Global heterochromatin loss starts, when there is genomic instability, which destabilizes heterochromatin structure. It is known that heterochromatin is important for chromosomal packaging and segregation (indeed in Drosophila heterochromatin stabilizes repeated DNA sequences, including the rDNA locus) (Larson et al., 2012). This alteration in the genomic stability is done due oxidative stress, thus DNA damage (free-radical theory for aging and nutritional intake models), histone hyperacetylation, and loss of methyl-cytosine. But genomic instability is not the only cause for the heterochromatin loss. Simple thing like the cell division (DNA replication and telomere shortening) also leads to the heterochromatin loss (Villeponteau, 1997).

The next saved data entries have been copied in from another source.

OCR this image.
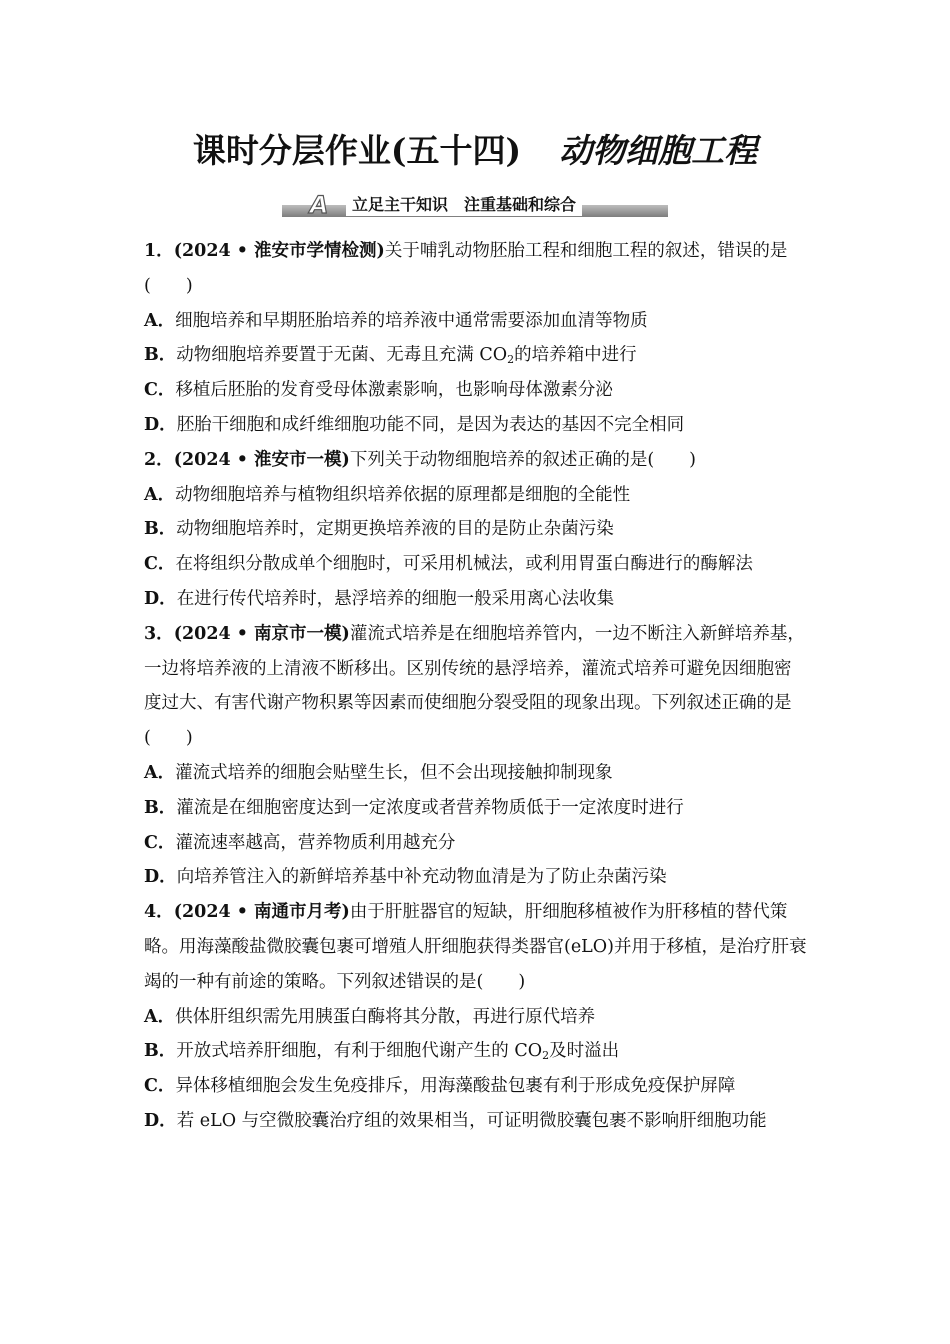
课时分层作业(五十四) 动物细胞工程
A	立足主干知识　注重基础和综合

1．(2024 • 淮安市学情检测)关于哺乳动物胚胎工程和细胞工程的叙述，错误的是(　　)

A．细胞培养和早期胚胎培养的培养液中通常需要添加血清等物质

B．动物细胞培养要置于无菌、无毒且充满 $CO_2$的培养箱中进行

C．移植后胚胎的发育受母体激素影响，也影响母体激素分泌

D．胚胎干细胞和成纤维细胞功能不同，是因为表达的基因不完全相同

2．(2024 • 淮安市一模)下列关于动物细胞培养的叙述正确的是(　　)

A．动物细胞培养与植物组织培养依据的原理都是细胞的全能性

B．动物细胞培养时，定期更换培养液的目的是防止杂菌污染

C．在将组织分散成单个细胞时，可采用机械法，或利用胃蛋白酶进行的酶解法

D．在进行传代培养时，悬浮培养的细胞一般采用离心法收集

3．(2024 • 南京市一模)灌流式培养是在细胞培养管内，一边不断注入新鲜培养基，一边将培养液的上清液不断移出。区别传统的悬浮培养，灌流式培养可避免因细胞密度过大、有害代谢产物积累等因素而使细胞分裂受阻的现象出现。下列叙述正确的是(　　)

A．灌流式培养的细胞会贴壁生长，但不会出现接触抑制现象

B．灌流是在细胞密度达到一定浓度或者营养物质低于一定浓度时进行

C．灌流速率越高，营养物质利用越充分

D．向培养管注入的新鲜培养基中补充动物血清是为了防止杂菌污染

4．(2024 • 南通市月考)由于肝脏器官的短缺，肝细胞移植被作为肝移植的替代策略。用海藻酸盐微胶囊包裹可增殖人肝细胞获得类器官(eLO)并用于移植，是治疗肝衰竭的一种有前途的策略。下列叙述错误的是(　　)

A．供体肝组织需先用胰蛋白酶将其分散，再进行原代培养

B．开放式培养肝细胞，有利于细胞代谢产生的 $CO_2$及时溢出

C．异体移植细胞会发生免疫排斥，用海藻酸盐包裹有利于形成免疫保护屏障

D．若 eLO 与空微胶囊治疗组的效果相当，可证明微胶囊包裹不影响肝细胞功能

It has previously been reported that loss of heterochromatin at the rDNA locus disrupts the nucleolar morphology and causes the formation of extrachromosomal circular (ECC) DNA in D. melanogaster. ECC are formed through aberrant recombination at the rDNA locus and have been shown to contribute to aging in yeast. To test if abundance of hetrochromatin affects aging in D. melanogaster by suppressing rDNA locus, Larson et al. (2012) manipulated expression of heterochromatin protein 1 (HP1). They showed that over-expression of HP1 throughout life prolonged lifespan through delaying or even preventing heterochromatin loss, thus keeping ribosomal RNA synthesis repressed. When they reduced the level of HP1, lifespan was shortened. They believe that epigenetic preservation of genome stability and suppression of rDNA transcription may be an evolutionary conserved mechanism for longevity (Larson et al., 2012).